Он знал, что если вернётся только с дневником, то народ в лице Игоря Ивановича будет очень недоволен, народ будет расстроен. Ему подавай рукопись, и не Ариэля там какого-то с Ихтиандром. Нет, ему подавай именно потерянную рукопись. В принципе, все рукописи Беляева потеряны, не осталось ни одной, но эта особенная — никто и не знает о её существовании. Она может навести шороху не только среди литераторов, но и историков. Да и многих других она на уши поставит. Это будет бомба. И для того, чтобы запустить часовой механизм взрывного устройства, её сначала нужно найти.
Сергей наобум открыл тетрадь.
«Подумать только! — прочитал он. — Когда-то я писал свой «Вечный хлеб», а сам, скорее всего, умру от голода. И не будет рядом доброго профессора Бройера, который даст мне горшочек с этой волшебной кашей. А тех, кто мечтает сделать людей чуточку счастливее, чем они есть, фашисты давно перевешали на фонарных столбах. И не боятся они ни Бога, ни чёрта, потому что нет ни того, ни другого. А если Бог и был бы, разве он допустил бы подобное? Но ведь всё равно, рано или поздно всё станет на свои места. Война закончится, наш народ победит. И рано или поздно люди станут по-настоящему счастливыми. И они снова будут смотреть не под ноги, они поднимут глаза к небу. К звёздам. И полетят к звезде КЭЦ».

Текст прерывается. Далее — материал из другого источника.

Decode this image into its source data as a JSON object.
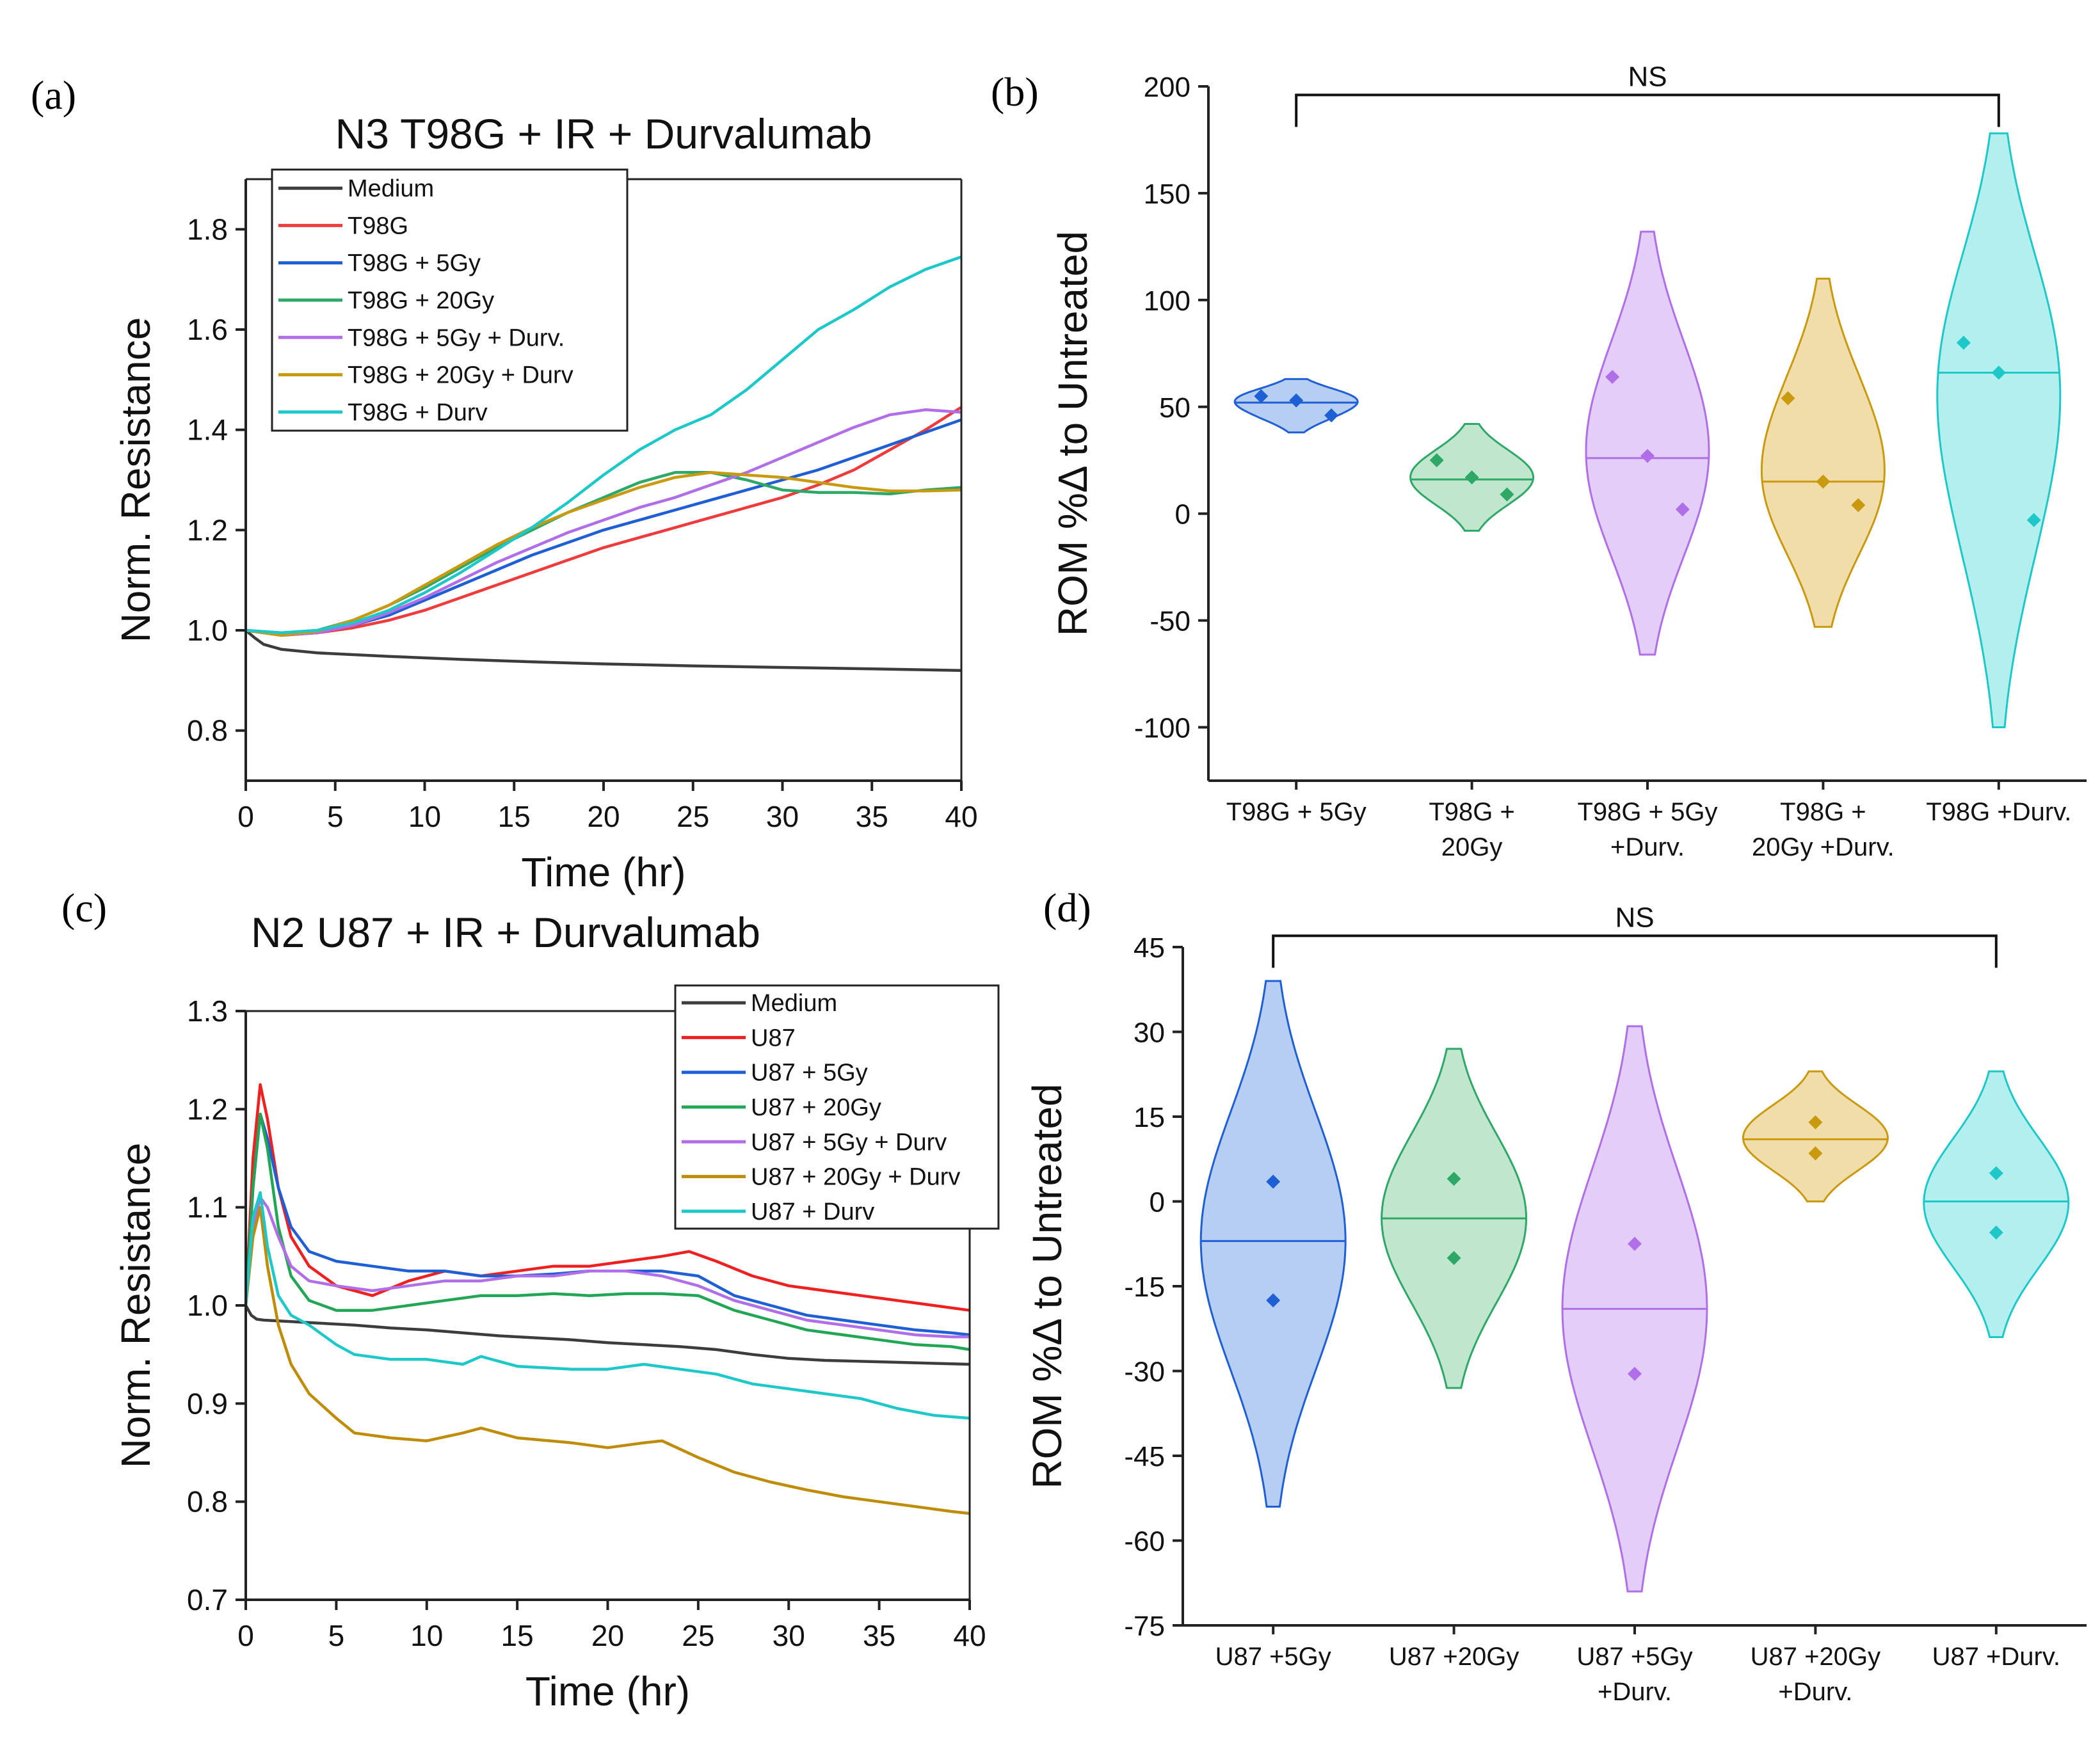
{
  "panels": {
    "a": "(a)",
    "b": "(b)",
    "c": "(c)",
    "d": "(d)"
  },
  "chart_data": [
    {
      "id": "a",
      "type": "line",
      "title": "N3 T98G + IR + Durvalumab",
      "xlabel": "Time (hr)",
      "ylabel": "Norm. Resistance",
      "xlim": [
        0,
        40
      ],
      "ylim": [
        0.7,
        1.9
      ],
      "xticks": [
        0,
        5,
        10,
        15,
        20,
        25,
        30,
        35,
        40
      ],
      "yticks": [
        0.8,
        1.0,
        1.2,
        1.4,
        1.6,
        1.8
      ],
      "ytick_labels": [
        "0.8",
        "1.0",
        "1.2",
        "1.4",
        "1.6",
        "1.8"
      ],
      "legend_position": "top-left",
      "series": [
        {
          "name": "Medium",
          "color": "#3c3c3c",
          "x": [
            0,
            0.5,
            1,
            2,
            4,
            8,
            12,
            16,
            20,
            25,
            30,
            35,
            40
          ],
          "y": [
            1.0,
            0.985,
            0.972,
            0.962,
            0.955,
            0.948,
            0.942,
            0.937,
            0.933,
            0.929,
            0.926,
            0.923,
            0.92
          ]
        },
        {
          "name": "T98G",
          "color": "#ee3b3b",
          "x": [
            0,
            2,
            4,
            6,
            8,
            10,
            12,
            14,
            16,
            18,
            20,
            22,
            24,
            26,
            28,
            30,
            32,
            34,
            36,
            38,
            40
          ],
          "y": [
            1.0,
            0.99,
            0.995,
            1.005,
            1.02,
            1.04,
            1.065,
            1.09,
            1.115,
            1.14,
            1.165,
            1.185,
            1.205,
            1.225,
            1.245,
            1.265,
            1.29,
            1.32,
            1.36,
            1.4,
            1.445
          ]
        },
        {
          "name": "T98G + 5Gy",
          "color": "#1f5fd6",
          "x": [
            0,
            2,
            4,
            6,
            8,
            10,
            12,
            14,
            16,
            18,
            20,
            22,
            24,
            26,
            28,
            30,
            32,
            34,
            36,
            38,
            40
          ],
          "y": [
            1.0,
            0.99,
            0.995,
            1.01,
            1.03,
            1.06,
            1.09,
            1.12,
            1.15,
            1.175,
            1.2,
            1.22,
            1.24,
            1.26,
            1.28,
            1.3,
            1.32,
            1.345,
            1.37,
            1.395,
            1.42
          ]
        },
        {
          "name": "T98G + 20Gy",
          "color": "#2ea866",
          "x": [
            0,
            2,
            4,
            6,
            8,
            10,
            12,
            14,
            16,
            18,
            20,
            22,
            24,
            26,
            28,
            30,
            32,
            34,
            36,
            38,
            40
          ],
          "y": [
            1.0,
            0.995,
            1.0,
            1.02,
            1.05,
            1.085,
            1.125,
            1.165,
            1.2,
            1.235,
            1.265,
            1.295,
            1.315,
            1.315,
            1.3,
            1.28,
            1.275,
            1.275,
            1.272,
            1.28,
            1.285
          ]
        },
        {
          "name": "T98G + 5Gy + Durv.",
          "color": "#b06ee8",
          "x": [
            0,
            2,
            4,
            6,
            8,
            10,
            12,
            14,
            16,
            18,
            20,
            22,
            24,
            26,
            28,
            30,
            32,
            34,
            36,
            38,
            40
          ],
          "y": [
            1.0,
            0.99,
            0.995,
            1.01,
            1.035,
            1.065,
            1.1,
            1.135,
            1.165,
            1.195,
            1.22,
            1.245,
            1.265,
            1.29,
            1.315,
            1.345,
            1.375,
            1.405,
            1.43,
            1.44,
            1.435
          ]
        },
        {
          "name": "T98G + 20Gy + Durv",
          "color": "#c99a10",
          "x": [
            0,
            2,
            4,
            6,
            8,
            10,
            12,
            14,
            16,
            18,
            20,
            22,
            24,
            26,
            28,
            30,
            32,
            34,
            36,
            38,
            40
          ],
          "y": [
            1.0,
            0.99,
            0.998,
            1.02,
            1.05,
            1.09,
            1.13,
            1.17,
            1.205,
            1.235,
            1.26,
            1.285,
            1.305,
            1.315,
            1.31,
            1.305,
            1.295,
            1.285,
            1.278,
            1.278,
            1.28
          ]
        },
        {
          "name": "T98G + Durv",
          "color": "#1ec8c8",
          "x": [
            0,
            2,
            4,
            6,
            8,
            10,
            12,
            14,
            16,
            18,
            20,
            22,
            24,
            26,
            28,
            30,
            32,
            34,
            36,
            38,
            40
          ],
          "y": [
            1.0,
            0.995,
            1.0,
            1.015,
            1.04,
            1.075,
            1.115,
            1.16,
            1.205,
            1.255,
            1.31,
            1.36,
            1.4,
            1.43,
            1.48,
            1.54,
            1.6,
            1.64,
            1.685,
            1.72,
            1.745
          ]
        }
      ]
    },
    {
      "id": "b",
      "type": "violin",
      "xlabel": "",
      "ylabel": "ROM %Δ to Untreated",
      "ylim": [
        -125,
        200
      ],
      "yticks": [
        -100,
        -50,
        0,
        50,
        100,
        150,
        200
      ],
      "significance": {
        "label": "NS",
        "from": 0,
        "to": 4,
        "y": 196
      },
      "categories": [
        {
          "label_lines": [
            "T98G + 5Gy"
          ],
          "color": "#1f5fd6",
          "fill": "#a9c6ef",
          "median": 52,
          "points": [
            55,
            53,
            46
          ],
          "range": [
            38,
            63
          ],
          "width": 0.7
        },
        {
          "label_lines": [
            "T98G +",
            "20Gy"
          ],
          "color": "#2ea866",
          "fill": "#b6e2c6",
          "median": 16,
          "points": [
            25,
            17,
            9
          ],
          "range": [
            -8,
            42
          ],
          "width": 0.7
        },
        {
          "label_lines": [
            "T98G + 5Gy",
            "+Durv."
          ],
          "color": "#b06ee8",
          "fill": "#ddc6f5",
          "median": 26,
          "points": [
            64,
            27,
            2
          ],
          "range": [
            -66,
            132
          ],
          "width": 0.7
        },
        {
          "label_lines": [
            "T98G +",
            "20Gy +Durv."
          ],
          "color": "#c99a10",
          "fill": "#eed79b",
          "median": 15,
          "points": [
            54,
            15,
            4
          ],
          "range": [
            -53,
            110
          ],
          "width": 0.7
        },
        {
          "label_lines": [
            "T98G +Durv."
          ],
          "color": "#1ec8c8",
          "fill": "#a7ecec",
          "median": 66,
          "points": [
            80,
            66,
            -3
          ],
          "range": [
            -100,
            178
          ],
          "width": 0.7
        }
      ]
    },
    {
      "id": "c",
      "type": "line",
      "title": "N2 U87 + IR + Durvalumab",
      "xlabel": "Time (hr)",
      "ylabel": "Norm. Resistance",
      "xlim": [
        0,
        40
      ],
      "ylim": [
        0.7,
        1.3
      ],
      "xticks": [
        0,
        5,
        10,
        15,
        20,
        25,
        30,
        35,
        40
      ],
      "yticks": [
        0.7,
        0.8,
        0.9,
        1.0,
        1.1,
        1.2,
        1.3
      ],
      "ytick_labels": [
        "0.7",
        "0.8",
        "0.9",
        "1.0",
        "1.1",
        "1.2",
        "1.3"
      ],
      "legend_position": "top-right",
      "series": [
        {
          "name": "Medium",
          "color": "#3c3c3c",
          "x": [
            0,
            0.3,
            0.6,
            1,
            2,
            4,
            6,
            8,
            10,
            12,
            14,
            16,
            18,
            20,
            22,
            24,
            26,
            28,
            30,
            32,
            34,
            36,
            38,
            40
          ],
          "y": [
            1.0,
            0.99,
            0.986,
            0.985,
            0.984,
            0.982,
            0.98,
            0.977,
            0.975,
            0.972,
            0.969,
            0.967,
            0.965,
            0.962,
            0.96,
            0.958,
            0.955,
            0.95,
            0.946,
            0.944,
            0.943,
            0.942,
            0.941,
            0.94
          ]
        },
        {
          "name": "U87",
          "color": "#ee2020",
          "x": [
            0,
            0.4,
            0.8,
            1.2,
            1.8,
            2.5,
            3.5,
            5,
            7,
            9,
            11,
            13,
            15,
            17,
            19,
            21,
            23,
            24.5,
            26,
            28,
            30,
            32,
            34,
            36,
            38,
            40
          ],
          "y": [
            1.0,
            1.15,
            1.225,
            1.19,
            1.12,
            1.07,
            1.04,
            1.02,
            1.01,
            1.025,
            1.035,
            1.03,
            1.035,
            1.04,
            1.04,
            1.045,
            1.05,
            1.055,
            1.045,
            1.03,
            1.02,
            1.015,
            1.01,
            1.005,
            1.0,
            0.995
          ]
        },
        {
          "name": "U87 + 5Gy",
          "color": "#1f5fd6",
          "x": [
            0,
            0.4,
            0.8,
            1.2,
            1.8,
            2.5,
            3.5,
            5,
            7,
            9,
            11,
            13,
            15,
            17,
            19,
            21,
            23,
            25,
            27,
            29,
            31,
            33,
            35,
            37,
            39,
            40
          ],
          "y": [
            1.0,
            1.12,
            1.195,
            1.17,
            1.12,
            1.08,
            1.055,
            1.045,
            1.04,
            1.035,
            1.035,
            1.03,
            1.03,
            1.032,
            1.035,
            1.035,
            1.035,
            1.03,
            1.01,
            1.0,
            0.99,
            0.985,
            0.98,
            0.975,
            0.972,
            0.97
          ]
        },
        {
          "name": "U87 + 20Gy",
          "color": "#22a655",
          "x": [
            0,
            0.4,
            0.8,
            1.2,
            1.8,
            2.5,
            3.5,
            5,
            7,
            9,
            11,
            13,
            15,
            17,
            19,
            21,
            23,
            25,
            27,
            29,
            31,
            33,
            35,
            37,
            39,
            40
          ],
          "y": [
            1.0,
            1.12,
            1.195,
            1.16,
            1.08,
            1.03,
            1.005,
            0.995,
            0.995,
            1.0,
            1.005,
            1.01,
            1.01,
            1.012,
            1.01,
            1.012,
            1.012,
            1.01,
            0.995,
            0.985,
            0.975,
            0.97,
            0.965,
            0.96,
            0.958,
            0.955
          ]
        },
        {
          "name": "U87 + 5Gy + Durv",
          "color": "#b06ee8",
          "x": [
            0,
            0.4,
            0.8,
            1.2,
            1.8,
            2.5,
            3.5,
            5,
            7,
            9,
            11,
            13,
            15,
            17,
            19,
            21,
            23,
            25,
            27,
            29,
            31,
            33,
            35,
            37,
            39,
            40
          ],
          "y": [
            1.0,
            1.08,
            1.11,
            1.1,
            1.07,
            1.04,
            1.025,
            1.02,
            1.015,
            1.02,
            1.025,
            1.025,
            1.03,
            1.03,
            1.035,
            1.035,
            1.03,
            1.02,
            1.005,
            0.995,
            0.985,
            0.98,
            0.975,
            0.97,
            0.968,
            0.968
          ]
        },
        {
          "name": "U87 + 20Gy + Durv",
          "color": "#bf8c08",
          "x": [
            0,
            0.4,
            0.8,
            1.2,
            1.8,
            2.5,
            3.5,
            5,
            6,
            8,
            10,
            12,
            13,
            15,
            18,
            20,
            22,
            23,
            25,
            27,
            29,
            31,
            33,
            35,
            37,
            39,
            40
          ],
          "y": [
            1.0,
            1.07,
            1.1,
            1.04,
            0.98,
            0.94,
            0.91,
            0.885,
            0.87,
            0.865,
            0.862,
            0.87,
            0.875,
            0.865,
            0.86,
            0.855,
            0.86,
            0.862,
            0.845,
            0.83,
            0.82,
            0.812,
            0.805,
            0.8,
            0.795,
            0.79,
            0.788
          ]
        },
        {
          "name": "U87 + Durv",
          "color": "#1ec8c8",
          "x": [
            0,
            0.4,
            0.8,
            1.2,
            1.8,
            2.5,
            3.5,
            5,
            6,
            8,
            10,
            12,
            13,
            15,
            18,
            20,
            22,
            24,
            26,
            28,
            30,
            32,
            34,
            36,
            38,
            40
          ],
          "y": [
            1.0,
            1.09,
            1.115,
            1.06,
            1.01,
            0.99,
            0.98,
            0.96,
            0.95,
            0.945,
            0.945,
            0.94,
            0.948,
            0.938,
            0.935,
            0.935,
            0.94,
            0.935,
            0.93,
            0.92,
            0.915,
            0.91,
            0.905,
            0.895,
            0.888,
            0.885
          ]
        }
      ]
    },
    {
      "id": "d",
      "type": "violin",
      "xlabel": "",
      "ylabel": "ROM %Δ to Untreated",
      "ylim": [
        -75,
        45
      ],
      "yticks": [
        -75,
        -60,
        -45,
        -30,
        -15,
        0,
        15,
        30,
        45
      ],
      "significance": {
        "label": "NS",
        "from": 0,
        "to": 4,
        "y": 47
      },
      "categories": [
        {
          "label_lines": [
            "U87 +5Gy"
          ],
          "color": "#1f5fd6",
          "fill": "#a9c6ef",
          "median": -7,
          "points": [
            3.5,
            -17.5
          ],
          "range": [
            -54,
            39
          ],
          "width": 0.8
        },
        {
          "label_lines": [
            "U87 +20Gy"
          ],
          "color": "#2ea866",
          "fill": "#b6e2c6",
          "median": -3,
          "points": [
            4,
            -10
          ],
          "range": [
            -33,
            27
          ],
          "width": 0.8
        },
        {
          "label_lines": [
            "U87 +5Gy",
            "+Durv."
          ],
          "color": "#b06ee8",
          "fill": "#ddc6f5",
          "median": -19,
          "points": [
            -7.5,
            -30.5
          ],
          "range": [
            -69,
            31
          ],
          "width": 0.8
        },
        {
          "label_lines": [
            "U87 +20Gy",
            "+Durv."
          ],
          "color": "#c99a10",
          "fill": "#eed79b",
          "median": 11,
          "points": [
            14,
            8.5
          ],
          "range": [
            0,
            23
          ],
          "width": 0.8
        },
        {
          "label_lines": [
            "U87 +Durv."
          ],
          "color": "#1ec8c8",
          "fill": "#a7ecec",
          "median": 0,
          "points": [
            5,
            -5.5
          ],
          "range": [
            -24,
            23
          ],
          "width": 0.8
        }
      ]
    }
  ]
}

Закрыл тетрадь. Расстегнул бушлат и аккуратно приладил, засунув её за пояс. Проверил — не помнётся ли? Снова вынул пистолет и щёлкнул затвором. Мда, пара патронов — не маловато ли для штурма штаба гестапо? Не переоценивает ли он свои силы? Это тебе не террористов шлёпать при поддержке группы солдат. В одиночку ворваться в охраняемый Александрийский дворец и, помахивая этой пукалкой, двумя патронами перебить толпу фашистов, найти человека, который знает, где хранятся рукописи писателя, забрать бумаги и сделать ноги. Не проще ли облегчить свою участь и пустить одну пулю себе в висок? Хоть мучиться не придётся. Да и патрон второй сэкономишь…
— Пожалуй, мне пора, — сказал, поднимаясь из-за стола. — Спасибо за чай, — улыбнувшись, добавил он.
— Мы ведь больше не увидимся? — спросила Маргарита.
— Навряд ли, — он застегнул бушлат и теперь затягивал потуже хлястики на унтах, дабы не потерять их во время бега с препятствиями. — Но заранее ничего не скажешь. Я ведь не Нострадамус. А ваш муж, похоже, был провидцем, судя по его записям.
— Я знаю, я давно за ним это заметила, — Маргарита, отведя взгляд, смотрела в окно. — Потому и без споров согласилась остаться здесь, надеясь на его дар. Думала, что Саша знает, как спастись. А ведь могли бы в Ленинград уехать. И жили бы сейчас там.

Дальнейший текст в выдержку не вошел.